After defining the probability distribution and the finance function input, we proceed by creating a Model. The Model define the logic flow of the quantum algorithm. In this case, the logic flow includes one Finance operator that loads the distribution and then implements the payoff function, which is plugged into the amplitude estimation algorithm (using phase estimation). We need to define the number of qubits used by the phase estimation algorithm which will set the accuracy of the calculation.

from classiq import construct_finance_model

qmod = construct_finance_model(
    finance_model_input=log_normal_model,
    finance_function_input=finance_function,
    phase_port_size=2,
)

Setting Constraints to the circuit

We set constraints for the number of qubits in order to get an optimized quantum circuit.

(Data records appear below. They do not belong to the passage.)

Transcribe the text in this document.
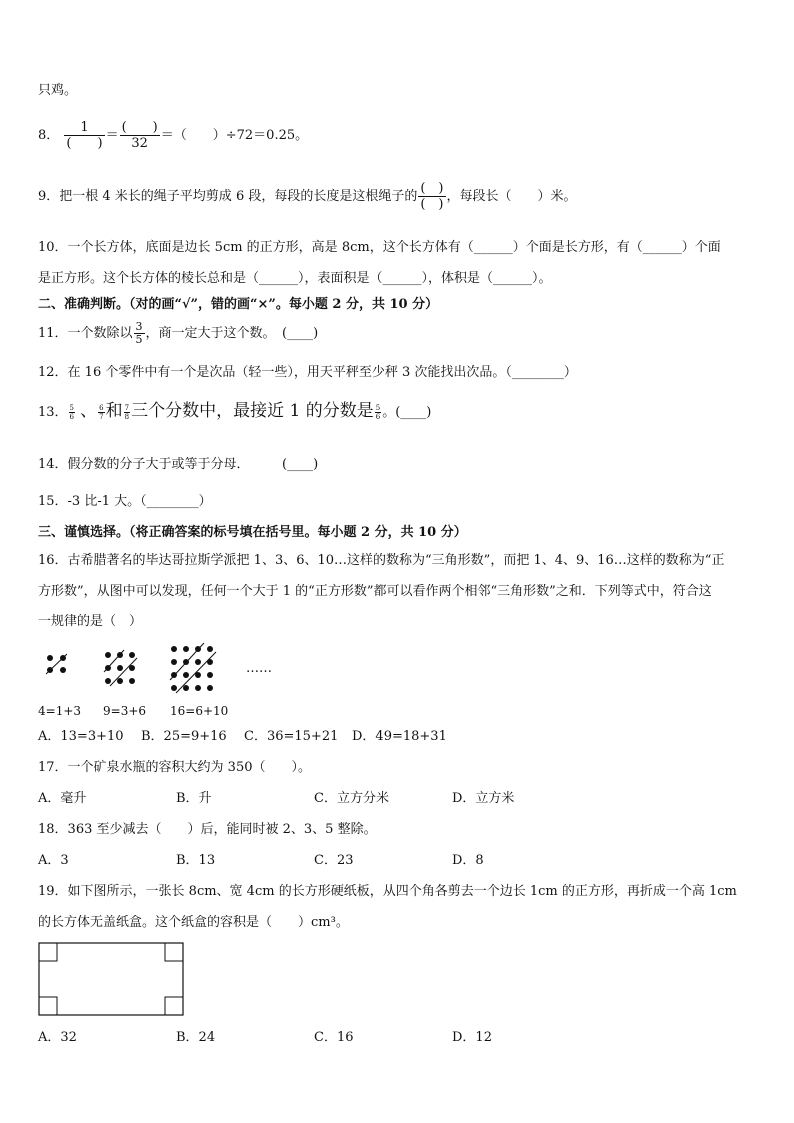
只鸡。
8． $\frac{1}{( )} = \frac{( )}{32}$ ＝（　　）÷72＝0.25。
9．把一根 4 米长的绳子平均剪成 6 段，每段的长度是这根绳子的 $\frac{( )}{( )}$ ，每段长（　　）米。
10．一个长方体，底面是边长 5cm 的正方形，高是 8cm，这个长方体有（______）个面是长方形，有（______）个面
是正方形。这个长方体的棱长总和是（______），表面积是（______），体积是（______）。
二、准确判断。（对的画“√”，错的画“×”。每小题 2 分，共 10 分）
11．一个数除以 $\frac{3}{5}$ ，商一定大于这个数。　(____)
12．在 16 个零件中有一个是次品（轻一些），用天平秤至少秤 3 次能找出次品。（________）
13． $\frac{5}{6}$ 、 $\frac{6}{7}$ 和 $\frac{7}{8}$ 三个分数中，最接近 1 的分数是 $\frac{5}{6}$ 。(____)
14．假分数的分子大于或等于分母．　　　(____)
15．-3 比-1 大。（________）
三、谨慎选择。（将正确答案的标号填在括号里。每小题 2 分，共 10 分）
16．古希腊著名的毕达哥拉斯学派把 1、3、6、10…这样的数称为“三角形数”，而把 1、4、9、16…这样的数称为“正
方形数”，从图中可以发现，任何一个大于 1 的“正方形数”都可以看作两个相邻“三角形数”之和．下列等式中，符合这
一规律的是（　）
……
4=1+3 9=3+6 16=6+10
A．13=3+10 B．25=9+16 C．36=15+21 D．49=18+31
17．一个矿泉水瓶的容积大约为 350（　　）。
A．毫升	B．升	C．立方分米	D．立方米
18．363 至少减去（　　）后，能同时被 2、3、5 整除。
A．3	B．13	C．23	D．8
19．如下图所示，一张长 8cm、宽 4cm 的长方形硬纸板，从四个角各剪去一个边长 1cm 的正方形，再折成一个高 1cm
的长方体无盖纸盒。这个纸盒的容积是（　　）cm³。
A．32	B．24	C．16	D．12
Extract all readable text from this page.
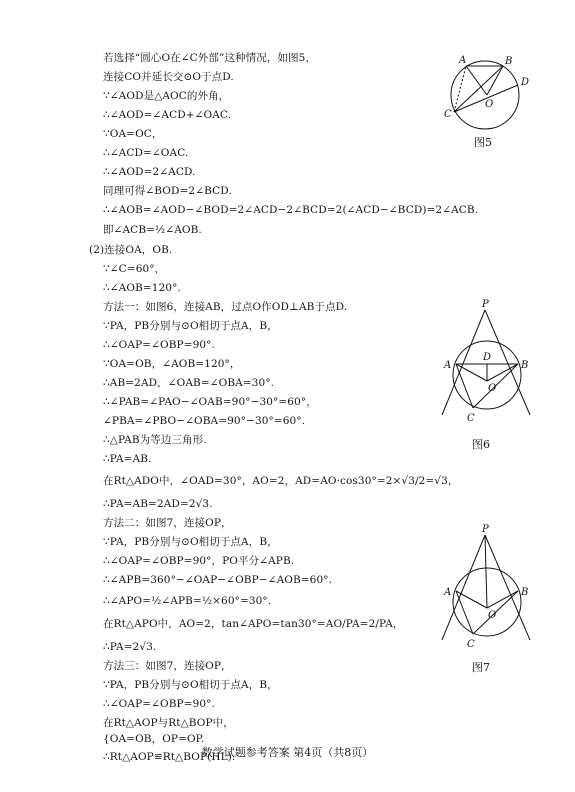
若选择“圆心O在∠C外部”这种情况，如图5，
连接CO并延长交⊙O于点D.
∵∠AOD是△AOC的外角，
∴∠AOD=∠ACD+∠OAC.
∵OA=OC，
∴∠ACD=∠OAC.
∴∠AOD=2∠ACD.
同理可得∠BOD=2∠BCD.
∴∠AOB=∠AOD−∠BOD=2∠ACD−2∠BCD=2(∠ACD−∠BCD)=2∠ACB.
即∠ACB=½∠AOB.
(2)连接OA，OB.
∵∠C=60°，
∴∠AOB=120°.
方法一：如图6，连接AB，过点O作OD⊥AB于点D.
∵PA，PB分别与⊙O相切于点A，B，
∴∠OAP=∠OBP=90°.
∵OA=OB，∠AOB=120°，
∴AB=2AD，∠OAB=∠OBA=30°.
∴∠PAB=∠PAO−∠OAB=90°−30°=60°，
∠PBA=∠PBO−∠OBA=90°−30°=60°.
∴△PAB为等边三角形.
∴PA=AB.
在Rt△ADO中，∠OAD=30°，AO=2，AD=AO·cos30°=2×√3/2=√3，
∴PA=AB=2AD=2√3.
方法二：如图7，连接OP，
∵PA，PB分别与⊙O相切于点A，B，
∴∠OAP=∠OBP=90°，PO平分∠APB.
∴∠APB=360°−∠OAP−∠OBP−∠AOB=60°.
∴∠APO=½∠APB=½×60°=30°.
在Rt△APO中，AO=2，tan∠APO=tan30°=AO/PA=2/PA，
∴PA=2√3.
方法三：如图7，连接OP，
∵PA，PB分别与⊙O相切于点A，B，
∴∠OAP=∠OBP=90°.
在Rt△AOP与Rt△BOP中，
{OA=OB，OP=OP.
∴Rt△AOP≌Rt△BOP(HL).
A	B
C
D
O
图5
P
A	B
C
D
O
图6
P
A	B
C
O
图7
数学试题参考答案 第4页（共8页）
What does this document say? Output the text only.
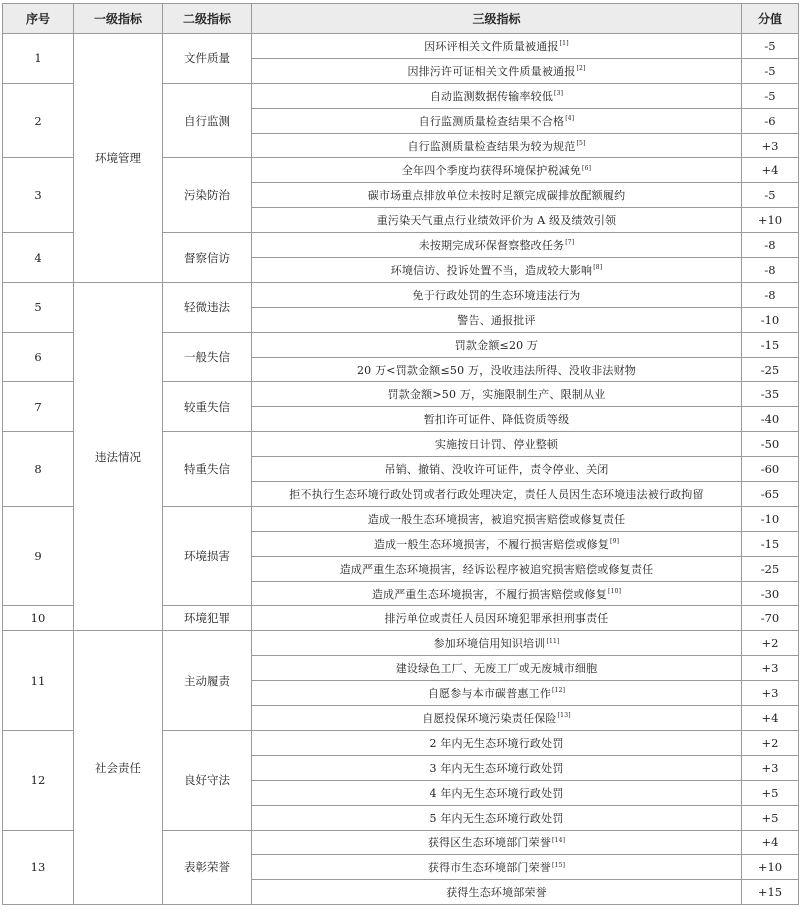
序号	一级指标	二级指标	三级指标	分值
1	环境管理	文件质量	因环评相关文件质量被通报[1]	-5
			因排污许可证相关文件质量被通报[2]	-5
2		自行监测	自动监测数据传输率较低[3]	-5
			自行监测质量检查结果不合格[4]	-6
			自行监测质量检查结果为较为规范[5]	+3
3		污染防治	全年四个季度均获得环境保护税减免[6]	+4
			碳市场重点排放单位未按时足额完成碳排放配额履约	-5
			重污染天气重点行业绩效评价为 A 级及绩效引领	+10
4		督察信访	未按期完成环保督察整改任务[7]	-8
			环境信访、投诉处置不当，造成较大影响[8]	-8
5	违法情况	轻微违法	免于行政处罚的生态环境违法行为	-8
			警告、通报批评	-10
6		一般失信	罚款金额≤20 万	-15
			20 万<罚款金额≤50 万，没收违法所得、没收非法财物	-25
7		较重失信	罚款金额>50 万，实施限制生产、限制从业	-35
			暂扣许可证件、降低资质等级	-40
8		特重失信	实施按日计罚、停业整顿	-50
			吊销、撤销、没收许可证件，责令停业、关闭	-60
			拒不执行生态环境行政处罚或者行政处理决定，责任人员因生态环境违法被行政拘留	-65
9		环境损害	造成一般生态环境损害，被追究损害赔偿或修复责任	-10
			造成一般生态环境损害，不履行损害赔偿或修复[9]	-15
			造成严重生态环境损害，经诉讼程序被追究损害赔偿或修复责任	-25
			造成严重生态环境损害，不履行损害赔偿或修复[10]	-30
10		环境犯罪	排污单位或责任人员因环境犯罪承担刑事责任	-70
11	社会责任	主动履责	参加环境信用知识培训[11]	+2
			建设绿色工厂、无废工厂或无废城市细胞	+3
			自愿参与本市碳普惠工作[12]	+3
			自愿投保环境污染责任保险[13]	+4
12		良好守法	2 年内无生态环境行政处罚	+2
			3 年内无生态环境行政处罚	+3
			4 年内无生态环境行政处罚	+5
			5 年内无生态环境行政处罚	+5
13		表彰荣誉	获得区生态环境部门荣誉[14]	+4
			获得市生态环境部门荣誉[15]	+10
			获得生态环境部荣誉	+15
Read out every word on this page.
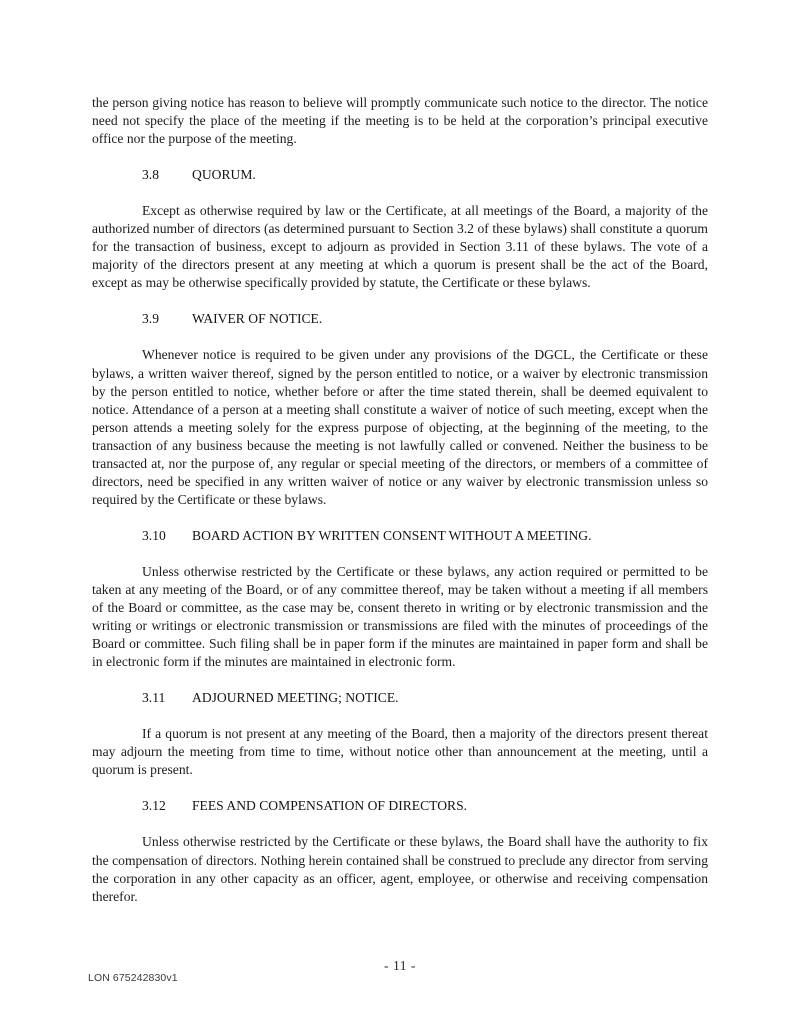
the person giving notice has reason to believe will promptly communicate such notice to the director. The notice need not specify the place of the meeting if the meeting is to be held at the corporation’s principal executive office nor the purpose of the meeting.

3.8 QUORUM.

Except as otherwise required by law or the Certificate, at all meetings of the Board, a majority of the authorized number of directors (as determined pursuant to Section 3.2 of these bylaws) shall constitute a quorum for the transaction of business, except to adjourn as provided in Section 3.11 of these bylaws. The vote of a majority of the directors present at any meeting at which a quorum is present shall be the act of the Board, except as may be otherwise specifically provided by statute, the Certificate or these bylaws.

3.9 WAIVER OF NOTICE.

Whenever notice is required to be given under any provisions of the DGCL, the Certificate or these bylaws, a written waiver thereof, signed by the person entitled to notice, or a waiver by electronic transmission by the person entitled to notice, whether before or after the time stated therein, shall be deemed equivalent to notice. Attendance of a person at a meeting shall constitute a waiver of notice of such meeting, except when the person attends a meeting solely for the express purpose of objecting, at the beginning of the meeting, to the transaction of any business because the meeting is not lawfully called or convened. Neither the business to be transacted at, nor the purpose of, any regular or special meeting of the directors, or members of a committee of directors, need be specified in any written waiver of notice or any waiver by electronic transmission unless so required by the Certificate or these bylaws.

3.10 BOARD ACTION BY WRITTEN CONSENT WITHOUT A MEETING.

Unless otherwise restricted by the Certificate or these bylaws, any action required or permitted to be taken at any meeting of the Board, or of any committee thereof, may be taken without a meeting if all members of the Board or committee, as the case may be, consent thereto in writing or by electronic transmission and the writing or writings or electronic transmission or transmissions are filed with the minutes of proceedings of the Board or committee. Such filing shall be in paper form if the minutes are maintained in paper form and shall be in electronic form if the minutes are maintained in electronic form.

3.11 ADJOURNED MEETING; NOTICE.

If a quorum is not present at any meeting of the Board, then a majority of the directors present thereat may adjourn the meeting from time to time, without notice other than announcement at the meeting, until a quorum is present.

3.12 FEES AND COMPENSATION OF DIRECTORS.

Unless otherwise restricted by the Certificate or these bylaws, the Board shall have the authority to fix the compensation of directors. Nothing herein contained shall be construed to preclude any director from serving the corporation in any other capacity as an officer, agent, employee, or otherwise and receiving compensation therefor.

- 11 -
LON 675242830v1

from classiq import Constraints
from classiq.synthesis import set_constraints

qmod = set_constraints(qmod, constraints=Constraints(max_width=20))
from classiq import write_qmod

write_qmod(qmod, "option_pricing")

Synthesizing the circuit

Now we are ready to synthesize the circuit using Classiq's synthesis engine. The synthesis should take approximately several seconds:

from classiq import synthesize

qprog = synthesize(qmod)

Showing the Resulting Circuit

After Classiq's synthesis engine has finished the job, we can show the resulting circuit in the interactive GUI:

from classiq import QuantumProgram, show

show(qprog)
Opening: https://platform.classiq.io/circuit/61aad498-f6fd-43f8-8462-fd48b9753de4?version=0.41.0.dev39%2B79c8fd0855
circuit = QuantumProgram.from_qprog(qprog)
print(circuit.transpiled_circuit.depth)
2593

Executing the circuit

Lastly, we can execute the resulting circuit with Classiq's execute interface, using the execute function.

from classiq import execute

results = execute(qprog).result()

Printing out the result estimation of the options price :

print(results[1].name, ":", results[1].value)
estimation : 0.37948482165243613

References

[1]: Paul Glasserman, Monte Carlo Methods in Financial Engineering. Springer-Verlag New York, 2003, p. 596.
[2]: Gilles Brassard, Peter Hoyer, Michele Mosca, and Alain Tapp, Quantum Amplitude Amplification and Estimation. Contemporary Mathematics 305 (2002)
[3]: Nikitas Stamatopoulos, Daniel J. Egger, Yue Sun, Christa Zoufal, Raban Iten, Ning Shen, and Stefan Woerner, Option Pricing using Quantum Computers, Quantum 4, 291 (2020).